Below is a write-up regarding an important advertising-related Ninth Circuit Court case by Bob Corn Revere and Ronnie London of Davis Wright Tremaine. Davis Wright Tremaine has provided strong support to ANA on this case through the drafting and filing of our amicus briefs.

On September 19, 2017, the U.S. Court of Appeals for the Ninth Circuit issued a decision protecting advertisers from forced disclosures in product advertising and curbing a recent trend in judicial decisions that had approved certain forms of compelled commercial speech.

In American Beverage Association v. City and County of San Francisco, — F.3d , 2017 WL 4126944 (9th Cir. 2017), a unanimous panel of the Ninth Circuit reversed the denial of a preliminary injunction for a San Francisco ordinance that sought to require sugar-sweetened beverage (“SSB”) warning requirements on display ads. The San Francisco ordinance requires billboards and other posted ads for SSBs, defined as sodas and other non-alcoholic drinks with added sweeteners and more than 25 calories per 12 ounces — but excluding other beverages (or foods) that may be highly caloric — to add a “Warning” that “Drinking beverages with added sugar(s) contributes to obesity, diabetes, and tooth decay.” The ordinance contains detailed instructions regarding the warning’s form, content and placement, including that it occupy 20 percent of the ad, set off with a rectangular border.

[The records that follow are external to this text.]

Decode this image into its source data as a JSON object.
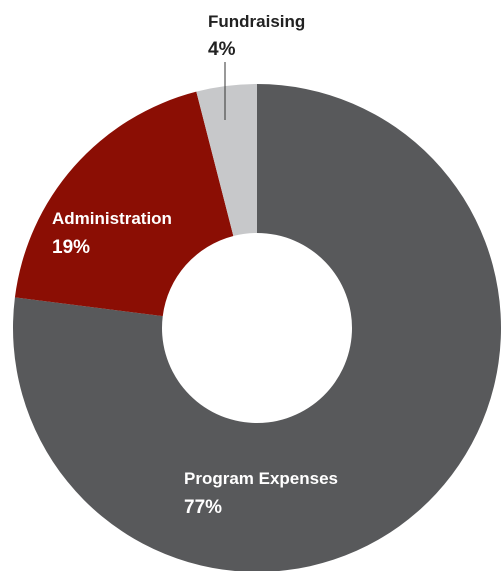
{
  "chart_data": {
    "type": "pie",
    "donut": true,
    "title": "",
    "categories": [
      "Program Expenses",
      "Administration",
      "Fundraising"
    ],
    "values": [
      77,
      19,
      4
    ],
    "value_labels": [
      "77%",
      "19%",
      "4%"
    ],
    "colors": [
      "#58595b",
      "#8b0e04",
      "#c7c8ca"
    ],
    "legend": "none",
    "labels": {
      "program": {
        "name": "Program Expenses",
        "pct": "77%"
      },
      "admin": {
        "name": "Administration",
        "pct": "19%"
      },
      "fund": {
        "name": "Fundraising",
        "pct": "4%"
      }
    }
  }
}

The American Beverage Association, the California Retailers Association, and the California State Outdoor Advertising Association challenged the ordinance as a violation of the First Amendment, but the federal district court for Northern California refused to enjoin the warning requirement, though it did stay enforcement pending appeal. Yesterday’s decision by the court of appeals reversed the district court’s order, requiring the entry of a preliminary injunction. ANA had filed friend-of-the-court briefs supporting the constitutional challenge in both the district court and the court of appeals.

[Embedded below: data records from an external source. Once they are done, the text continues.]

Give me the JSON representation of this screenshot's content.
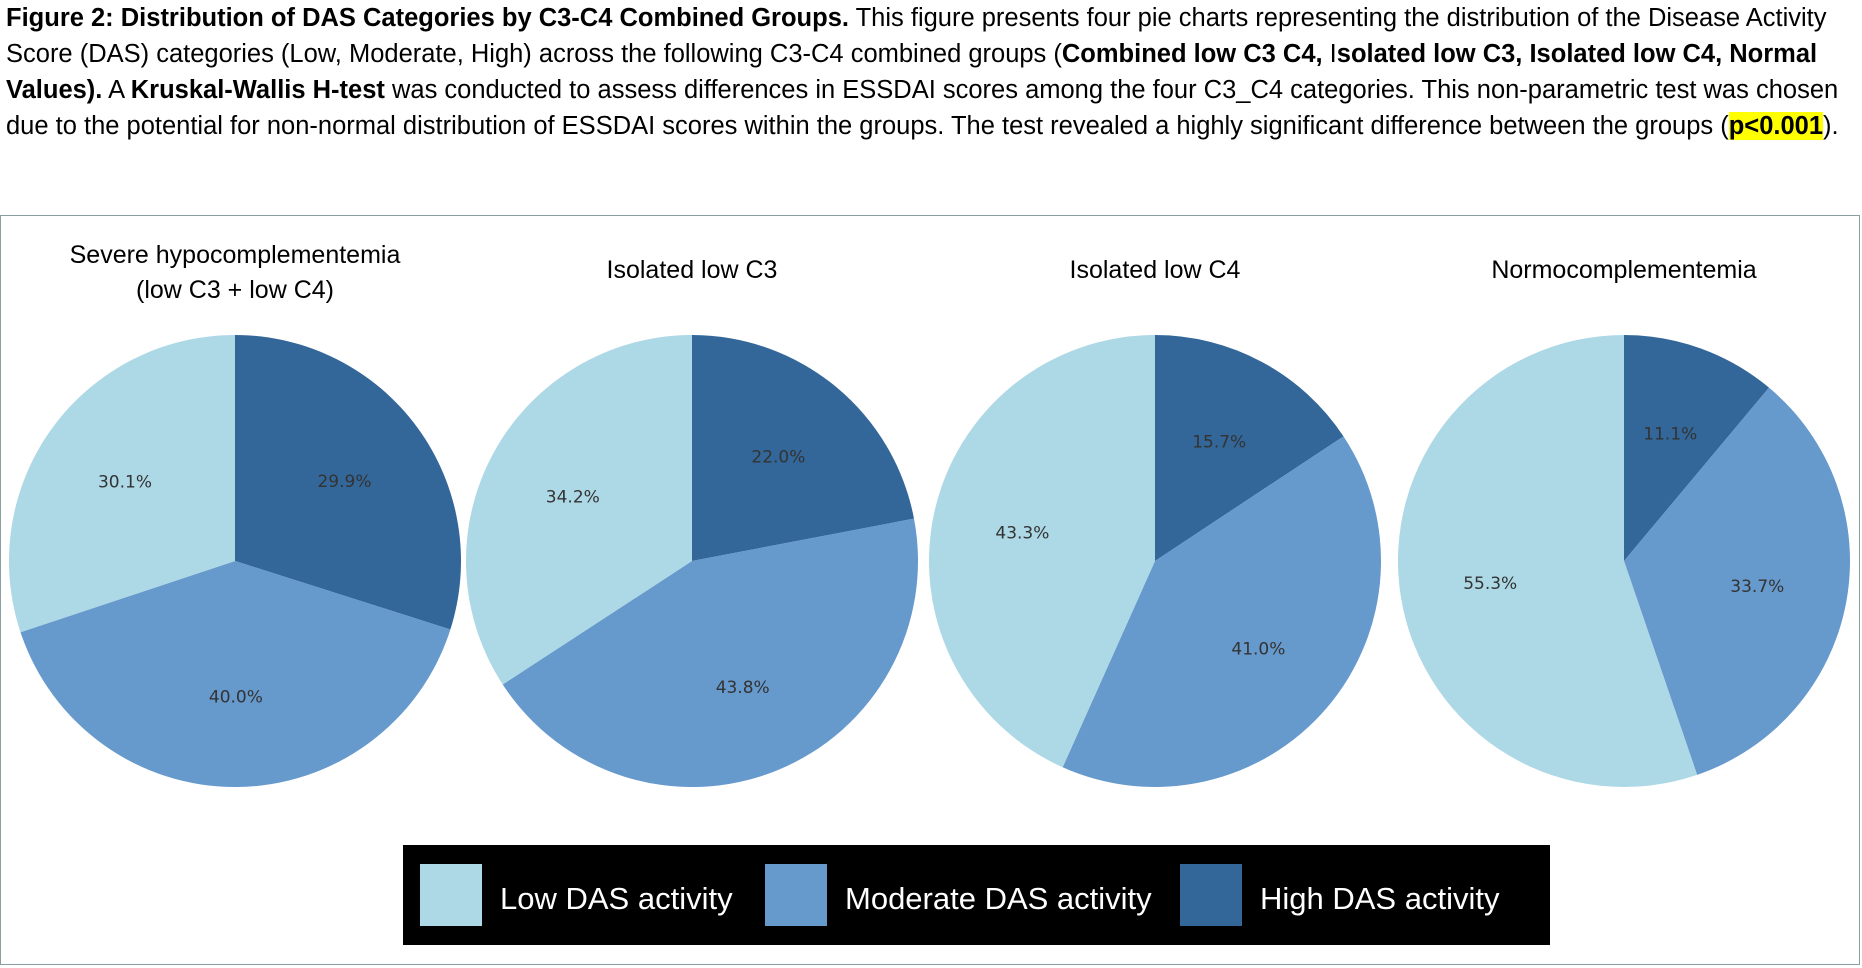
{
  "caption": {
    "fig_label": "Figure 2: Distribution of DAS Categories by C3-C4 Combined Groups.",
    "text_1": " This figure presents four pie charts representing the distribution of the Disease Activity Score (DAS) categories (Low, Moderate, High) across the following C3-C4 combined groups (",
    "bold_groups_1": "Combined low C3 C4,",
    "text_2": " I",
    "bold_groups_2": "solated low C3, Isolated low C4, Normal Values).",
    "text_3": " A ",
    "bold_test": "Kruskal-Wallis H-test",
    "text_4": " was conducted to assess differences in ESSDAI scores among the four C3_C4 categories. This non-parametric test was chosen due to the potential for non-normal distribution of ESSDAI scores within the groups. The test revealed a highly significant difference between the groups (",
    "pvalue": "p<0.001",
    "text_5": ")."
  },
  "colors": {
    "low": "#add8e6",
    "moderate": "#6699cc",
    "high": "#336699",
    "legend_bg": "#000000",
    "legend_text": "#ffffff",
    "label_text": "#333333"
  },
  "chart_data": {
    "type": "pie",
    "categories": [
      "Low DAS activity",
      "Moderate DAS activity",
      "High DAS activity"
    ],
    "charts": [
      {
        "title_lines": [
          "Severe hypocomplementemia",
          "(low C3 + low C4)"
        ],
        "values": [
          30.1,
          40.0,
          29.9
        ],
        "labels": [
          "30.1%",
          "40.0%",
          "29.9%"
        ]
      },
      {
        "title_lines": [
          "Isolated low C3"
        ],
        "values": [
          34.2,
          43.8,
          22.0
        ],
        "labels": [
          "34.2%",
          "43.8%",
          "22.0%"
        ]
      },
      {
        "title_lines": [
          "Isolated low C4"
        ],
        "values": [
          43.3,
          41.0,
          15.7
        ],
        "labels": [
          "43.3%",
          "41.0%",
          "15.7%"
        ]
      },
      {
        "title_lines": [
          "Normocomplementemia"
        ],
        "values": [
          55.3,
          33.7,
          11.1
        ],
        "labels": [
          "55.3%",
          "33.7%",
          "11.1%"
        ]
      }
    ],
    "legend": {
      "items": [
        "Low DAS activity",
        "Moderate DAS activity",
        "High DAS activity"
      ],
      "placement": "bottom-center"
    }
  }
}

Yesterday’s ruling held that the advertisers were likely to succeed on the merits of their First Amendment claim because the message San Francisco sought to require was not “purely factual and noncontroversial” and that it imposed too great a burden on  commercial speakers. In fact, the court observed that the compelled message was itself “misleading and, in that sense, untrue” because it singled out only certain sugar-sweetened products and failed to add that overconsumption of these or other  products not covered by the law may lead to adverse health effects. The court found it to be constitutionally problematic that the city was trying to force advertisers “to convey San Francisco’s disputed policy views,” and that Supreme Court precedent “does not allow the state to require corporations to provide one-sided or misleading messages” or “to use their own property to convey an antagonistic ideological message.” Finally, the court held that the size and format of the required warning was too burdensome because it “overwhelms other visual elements in the advertisement” and turns ads “into a vehicle for a debate about the health effects of sugar-sweetened beverages.”

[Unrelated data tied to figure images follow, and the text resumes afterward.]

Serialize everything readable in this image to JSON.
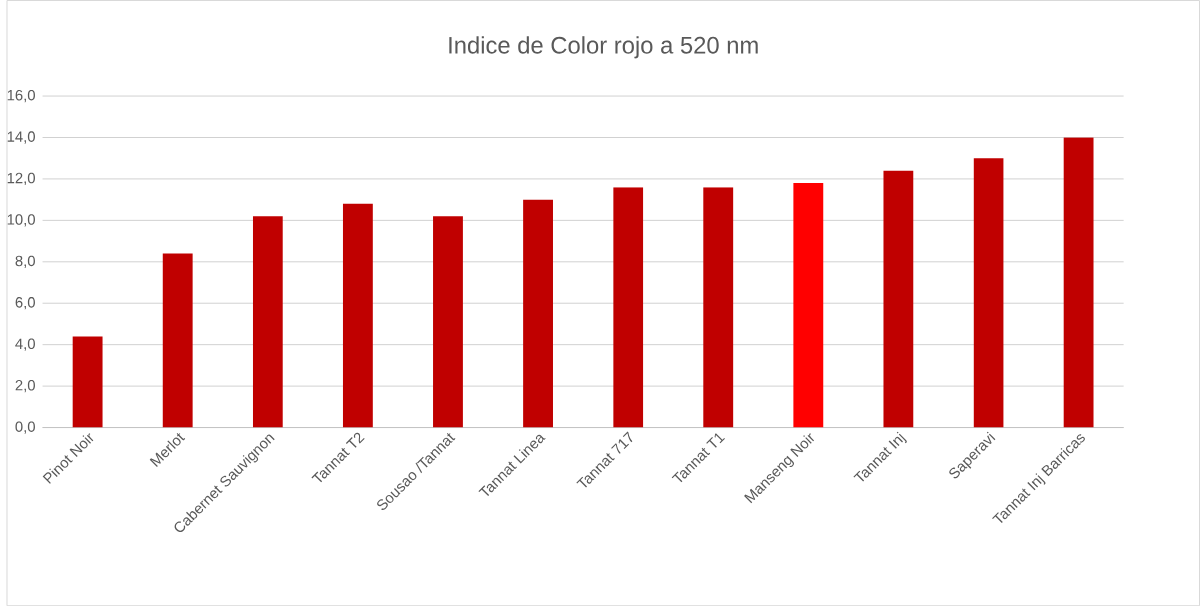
{
  "chart_data": {
    "type": "bar",
    "title": "Indice de Color rojo a 520 nm",
    "categories": [
      "Pinot Noir",
      "Merlot",
      "Cabernet Sauvignon",
      "Tannat T2",
      "Sousao /Tannat",
      "Tannat Linea",
      "Tannat 717",
      "Tannat T1",
      "Manseng Noir",
      "Tannat Inj",
      "Saperavi",
      "Tannat Inj Barricas"
    ],
    "values": [
      4.4,
      8.4,
      10.2,
      10.8,
      10.2,
      11.0,
      11.6,
      11.6,
      11.8,
      12.4,
      13.0,
      14.0
    ],
    "colors": [
      "#c00000",
      "#c00000",
      "#c00000",
      "#c00000",
      "#c00000",
      "#c00000",
      "#c00000",
      "#c00000",
      "#ff0000",
      "#c00000",
      "#c00000",
      "#c00000"
    ],
    "ylim": [
      0,
      16
    ],
    "yticks": [
      {
        "value": 0,
        "label": "0,0"
      },
      {
        "value": 2,
        "label": "2,0"
      },
      {
        "value": 4,
        "label": "4,0"
      },
      {
        "value": 6,
        "label": "6,0"
      },
      {
        "value": 8,
        "label": "8,0"
      },
      {
        "value": 10,
        "label": "10,0"
      },
      {
        "value": 12,
        "label": "12,0"
      },
      {
        "value": 14,
        "label": "14,0"
      },
      {
        "value": 16,
        "label": "16,0"
      }
    ],
    "grid": "y"
  }
}
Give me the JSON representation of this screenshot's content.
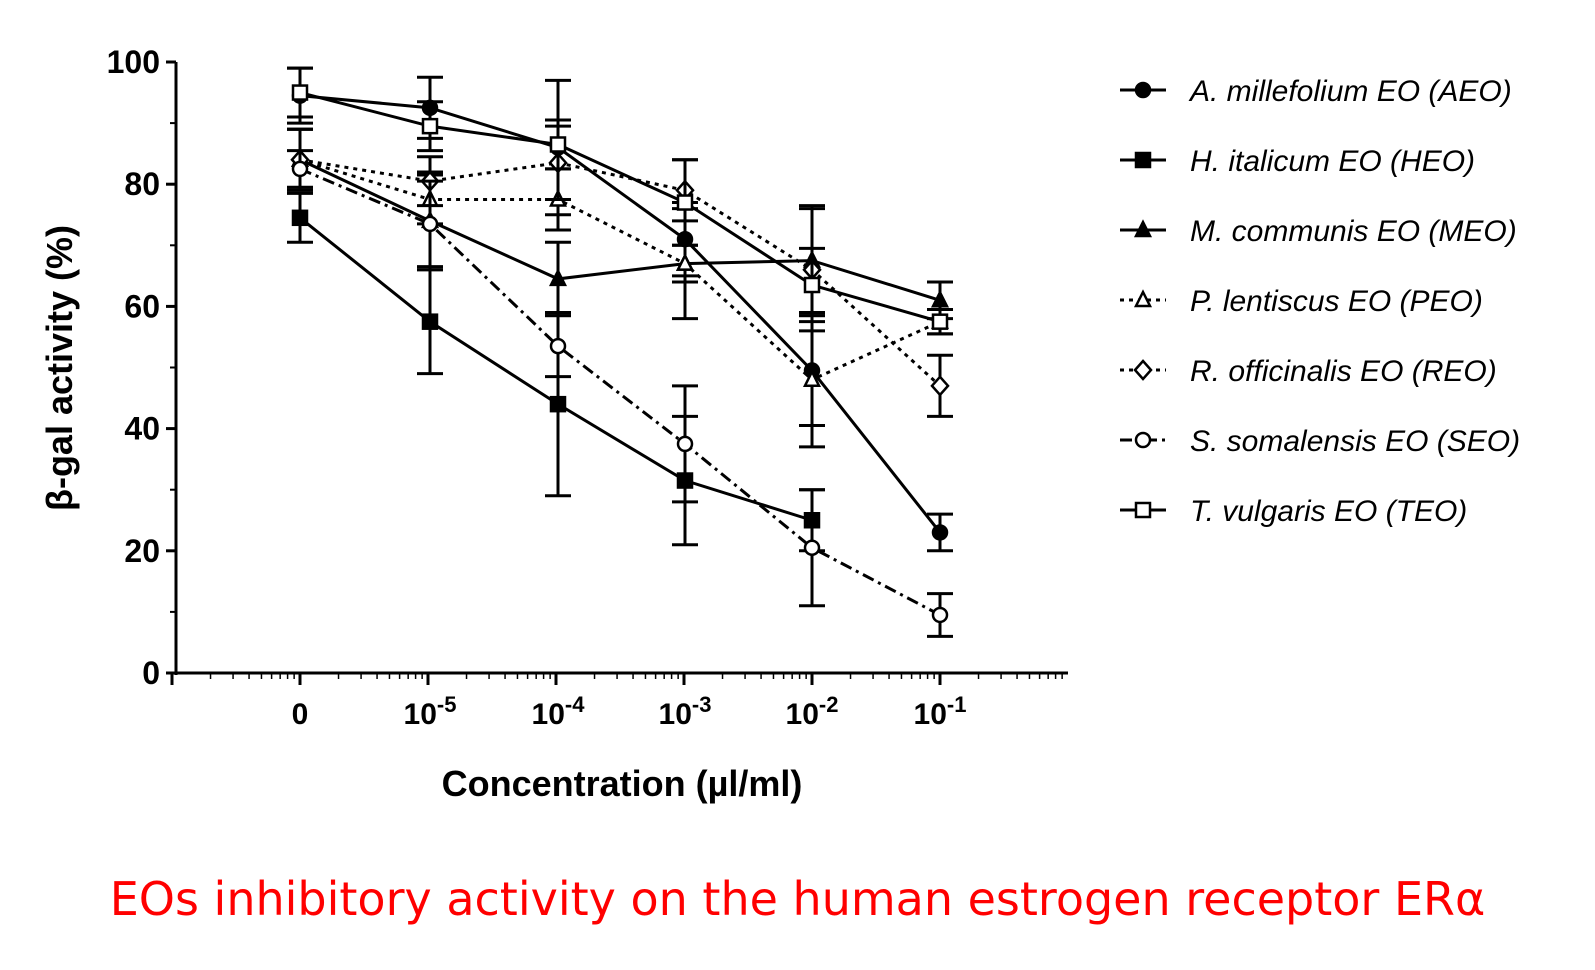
{
  "chart_data": {
    "type": "line",
    "xlabel": "Concentration (µl/ml)",
    "ylabel": "β-gal activity (%)",
    "categories": [
      {
        "base": "0",
        "exp": ""
      },
      {
        "base": "10",
        "exp": "-5"
      },
      {
        "base": "10",
        "exp": "-4"
      },
      {
        "base": "10",
        "exp": "-3"
      },
      {
        "base": "10",
        "exp": "-2"
      },
      {
        "base": "10",
        "exp": "-1"
      }
    ],
    "ylim": [
      0,
      100
    ],
    "yticks": [
      "0",
      "20",
      "40",
      "60",
      "80",
      "100"
    ],
    "grid": false,
    "legend_position": "right",
    "series": [
      {
        "name": "A. millefolium EO (AEO)",
        "marker": "filled-circle",
        "line": "solid",
        "values": [
          94.5,
          92.5,
          86,
          71,
          49.5,
          23
        ],
        "errors": [
          4.5,
          5,
          11,
          6,
          9,
          3
        ]
      },
      {
        "name": "H. italicum EO (HEO)",
        "marker": "filled-square",
        "line": "solid",
        "values": [
          74.5,
          57.5,
          44,
          31.5,
          25,
          null
        ],
        "errors": [
          4,
          8.5,
          15,
          10.5,
          5,
          null
        ]
      },
      {
        "name": "M. communis EO (MEO)",
        "marker": "filled-triangle",
        "line": "solid",
        "values": [
          84,
          74,
          64.5,
          67,
          67.5,
          61
        ],
        "errors": [
          5,
          8,
          6,
          3,
          9,
          3
        ]
      },
      {
        "name": "P. lentiscus EO (PEO)",
        "marker": "open-triangle",
        "line": "dotted",
        "values": [
          84,
          77.5,
          77.5,
          67,
          48,
          57.5
        ],
        "errors": [
          5,
          4,
          5,
          9,
          11,
          2
        ]
      },
      {
        "name": "R. officinalis EO (REO)",
        "marker": "open-diamond",
        "line": "dotted",
        "values": [
          84,
          80.5,
          83.5,
          79,
          66,
          47
        ],
        "errors": [
          5,
          4,
          6,
          5,
          10,
          5
        ]
      },
      {
        "name": "S. somalensis EO (SEO)",
        "marker": "open-circle",
        "line": "dash-dot",
        "values": [
          82.5,
          73.5,
          53.5,
          37.5,
          20.5,
          9.5
        ],
        "errors": [
          3,
          7,
          5,
          9.5,
          9.5,
          3.5
        ]
      },
      {
        "name": "T. vulgaris EO (TEO)",
        "marker": "open-square",
        "line": "solid",
        "values": [
          95,
          89.5,
          86.5,
          77,
          63.5,
          57.5
        ],
        "errors": [
          4,
          4,
          4,
          7,
          6,
          2
        ]
      }
    ]
  },
  "caption": "EOs inhibitory activity on the human estrogen receptor ERα",
  "colors": {
    "ink": "#000000",
    "caption": "#ff0000"
  }
}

The case now returns to the trial court with the advertisers entitled to a preliminary injunction and a holding that they are likely to succeed on the merits of their First Amendment challenge. The decision may have an impact on another closely-watched case involving forced commercial disclosures that involves a Berkeley ordinance requiring distribution of information about RF radiation from cell phone handsets at points of sale. CTIA-The Wireless Ass’n v. City of Berkeley, 854 F.3d 1105 (9th Cir. 2017). The court had declined to enjoin the Berkeley ordinance, but the Ninth Circuit is currently considering a petition for rehearing. ANA also filed a friend-of-the-court brief in that case.